Ms Haaland has been the leading candidate for the job of overseeing the department, a source said.

It employs more than 70,000 people across the US and oversees more than 20 per cent of the nation's surface, including tribal lands and national parks such as Yellowstone and Yosemite.

"It's important to have a high-level Native American perspective at the table."

Ms Haaland, a Democratic congresswoman from New Mexico since 2019 and a member of the Laguna Pueblo tribe, recently said she would try to introduce an expansion of renewable energy production on federal land.

This would contribute to the fight against climate change and undo President Donald Trump's work on increasing fossil fuel output.

“Leasing practices need to be changed," Ms Haaland said. "We need to make sure we’re promoting and increasing clean-energy leases."

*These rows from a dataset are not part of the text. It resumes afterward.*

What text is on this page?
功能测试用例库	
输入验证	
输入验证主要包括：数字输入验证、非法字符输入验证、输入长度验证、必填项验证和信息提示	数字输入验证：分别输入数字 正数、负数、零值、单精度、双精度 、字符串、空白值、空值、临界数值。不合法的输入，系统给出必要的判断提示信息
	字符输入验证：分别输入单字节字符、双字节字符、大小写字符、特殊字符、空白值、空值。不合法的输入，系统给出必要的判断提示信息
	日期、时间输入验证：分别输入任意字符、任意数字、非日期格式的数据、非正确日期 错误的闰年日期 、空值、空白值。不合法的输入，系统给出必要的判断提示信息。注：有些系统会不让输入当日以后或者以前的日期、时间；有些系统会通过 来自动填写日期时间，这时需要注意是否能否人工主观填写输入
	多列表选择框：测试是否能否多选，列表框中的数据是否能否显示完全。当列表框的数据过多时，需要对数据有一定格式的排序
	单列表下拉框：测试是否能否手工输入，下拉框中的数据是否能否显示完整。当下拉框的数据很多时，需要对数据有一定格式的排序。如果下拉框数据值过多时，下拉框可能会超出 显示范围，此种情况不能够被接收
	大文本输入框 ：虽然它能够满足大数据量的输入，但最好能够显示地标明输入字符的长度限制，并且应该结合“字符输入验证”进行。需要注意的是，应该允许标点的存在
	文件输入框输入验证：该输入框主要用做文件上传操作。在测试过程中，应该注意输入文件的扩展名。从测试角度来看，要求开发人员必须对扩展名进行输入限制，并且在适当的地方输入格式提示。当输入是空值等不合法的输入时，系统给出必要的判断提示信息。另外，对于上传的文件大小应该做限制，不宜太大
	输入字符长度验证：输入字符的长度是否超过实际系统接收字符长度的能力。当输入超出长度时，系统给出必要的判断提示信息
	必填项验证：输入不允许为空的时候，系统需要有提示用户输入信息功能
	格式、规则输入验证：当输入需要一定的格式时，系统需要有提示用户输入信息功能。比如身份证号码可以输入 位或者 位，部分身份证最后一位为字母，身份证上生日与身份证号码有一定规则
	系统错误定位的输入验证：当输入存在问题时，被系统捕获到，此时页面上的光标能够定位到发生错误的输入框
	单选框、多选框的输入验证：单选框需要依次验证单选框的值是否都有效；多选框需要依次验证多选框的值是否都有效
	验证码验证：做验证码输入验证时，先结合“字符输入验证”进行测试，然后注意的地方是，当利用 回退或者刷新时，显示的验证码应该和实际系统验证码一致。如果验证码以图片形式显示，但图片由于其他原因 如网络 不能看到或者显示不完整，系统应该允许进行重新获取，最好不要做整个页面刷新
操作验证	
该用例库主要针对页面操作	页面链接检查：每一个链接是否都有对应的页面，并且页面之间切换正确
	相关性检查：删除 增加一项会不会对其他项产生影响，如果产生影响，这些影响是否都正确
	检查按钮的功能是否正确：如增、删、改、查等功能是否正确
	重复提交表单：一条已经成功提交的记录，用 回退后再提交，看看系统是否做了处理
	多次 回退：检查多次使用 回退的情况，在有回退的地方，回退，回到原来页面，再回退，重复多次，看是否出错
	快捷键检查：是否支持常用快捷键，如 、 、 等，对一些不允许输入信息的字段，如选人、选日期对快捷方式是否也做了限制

She said she supported conserving 30 per cent of federal land by 2030 and using the Antiquities Act to protect culturally and ecologically sensitive land such as national monuments.

Those positions clash with Trump administration efforts to maximise coal mining and drilling on public lands, and to shrink the size of national monuments created by past presidents.

Ms Haaland's nomination came after weeks of heavy campaigning by Native American groups and leaders, progressive activists, and some Democratic and Republican legislators.

Fawn Sharp, president of the National Congress of American Indians and of the Quinault Indian Nation in Washington state, said Ms Haaland's appointment signals the Biden administration will focus on some indigenous country priorities.

"It's important to have a high-level Native American perspective at the table," Ms Sharp said.

"Haaland would be effective especially around climate change, protecting sacred sites on tribal lands and restoring lands that have been administratively taken from tribes."

If nominated, Ms Haaland would step down from her seat in the US House, where Democrats are already facing a slim majority in 2021 after losing seats in the 2020 election.